Jean-Louis Bergheaud (son vrai nom) est né d’une maman couturière et d’un papa charpentier. Enfant, il passe de longs moments dans la ferme de son grand-père, à Murat-le-Quaire. Très jeune, il montre un don certain pour la musique, et pour plusieurs instruments. Dès l’âge de 7 ans, il accompagne son père qui s’occupe de l’harmonie municipale. À 9 ans, il reçoit un Larousse qui l’accompagnera pour écrire ses premiers poèmes.

Au collège, un professeur d’anglais lui fait découvrir les musiques soul et jazz. Ce même professeur le pousse à poursuivre ses études jusqu’au BAC, alors que son père voulait faire de lui un plombier. Il sera le premier de sa famille à être bachelier. Très jeune, il s’intéresse à la littérature et à la poésie romantiques, tourmentées dans lesquelles il projette ses états d’âme d’écorché vif.

Son nom de scène, il l’a choisi selon les sources, d’après le village de la ferme familiale, d’un ancêtre caporal mort le 8 août 1918, ou inspiré par Joachim Murat, maréchal d’empire, compagnon de Napoléon et roi de Naples.

Il se marie une première fois très jeune, 17 ans, et il devient père à 19 ans. Ce qui l’oblige à travailler pour subvenir aux besoins de sa famille. Plagiste à Saint-Tropez, où il rencontrera Jack Nicholson, moniteur de ski à Avoriaz, cela ne lui convient pas, il s’en va à Paris, tel un Jack Kerouac en perdition. Cette vie de galère et d’errance le conduira à faire une tentative de suicide, qui sera pour lui un véritable électrochoc, qui le ramènera dans son village à l’âge de 25 ans, en 1977.

Les années « galère »

Il fonde alors un groupe rock avec des amis de Clermont-Ferrand, Clara, dont il sera auteur-compositeur-chanteur. Il jouera de la guitare et du saxophone pour cette formation, qui sera remarquée par William Sheller qui l’invitera à faire les premières parties de plusieurs de ses concerts.
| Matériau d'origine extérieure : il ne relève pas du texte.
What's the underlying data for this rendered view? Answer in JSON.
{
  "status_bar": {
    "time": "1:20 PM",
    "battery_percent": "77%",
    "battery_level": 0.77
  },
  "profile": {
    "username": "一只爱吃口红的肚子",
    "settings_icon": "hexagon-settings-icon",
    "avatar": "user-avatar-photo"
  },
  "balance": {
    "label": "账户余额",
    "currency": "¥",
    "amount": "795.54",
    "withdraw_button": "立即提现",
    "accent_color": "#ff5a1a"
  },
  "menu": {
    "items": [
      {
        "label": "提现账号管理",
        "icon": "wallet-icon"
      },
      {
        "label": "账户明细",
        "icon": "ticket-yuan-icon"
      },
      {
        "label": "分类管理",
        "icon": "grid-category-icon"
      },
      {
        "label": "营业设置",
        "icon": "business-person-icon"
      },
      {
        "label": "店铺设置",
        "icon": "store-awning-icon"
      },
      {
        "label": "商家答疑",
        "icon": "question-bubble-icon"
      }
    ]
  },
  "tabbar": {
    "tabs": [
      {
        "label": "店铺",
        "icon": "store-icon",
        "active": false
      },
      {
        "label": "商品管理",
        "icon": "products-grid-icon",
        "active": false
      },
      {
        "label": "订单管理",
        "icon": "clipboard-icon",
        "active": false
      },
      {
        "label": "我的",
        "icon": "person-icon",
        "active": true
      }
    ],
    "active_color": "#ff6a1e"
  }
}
Mais peu après, Clara se sépare. En 1981, et Murat enregistre un maxi 45T de trois titres dont Suicidez-vous, le peuple est mort. Ce titre sera censuré par les radios, accusé de pousser au suicide des jeunes trop sensibles et fragiles. Il deviendra pourtant un titre culte.

Les albums se suivent (Murat et Passions privées) mais ne décollent toujours pas et sa maison de disque jette l’éponge. Jean-Louis Murat a alors la trentaine. Malgré les difficultés, il s’accroche et fin juin 1987, il saisit l’opportunité d’enregistrer chez Virgin.

Et enfin, c’est le début de la reconnaissance en France, et le public belge lui ouvre franchement les bras. En 89, son album studio Cheyenne Autumn confirme son succès avec les titres L’ange déchu et Te garder près de moi

Après un passage au cinéma dans le drame de Jacques Doillon La vengeance d’une femme avec Béatrice Dalle et Isabelle Huppert, il retourne à la musique. Ses deux autres expériences au cinéma ne lui plairont pas plus.

Le sentiment nouveau de caracoler en haut des charts

©BelgaImage

Fin 91, c’est enfin la consécration. Il entre dans le Top 50, puis dans le Top 20. Il est à l’aube de la quarantaine et son nouvel album Manteau de pluie offre des titres qui sont devenus des classiques de la chanson française Col de la Croix-Morand et Sentiment nouveau.

Viscéralement attaché à son Auvergne natale, il y puise son inspiration, s’y ressource. Il a d’ailleurs composé la musique de l’émission de FR3 Montagne.

À partir du milieu des années 90, il sera pris d’une frénésie créatrice qui lui fera sortir plus d’un album par an. Parmi ses plus grandes réussites, citons Vénus en 1993, Dolorès en 1996 et Mustango .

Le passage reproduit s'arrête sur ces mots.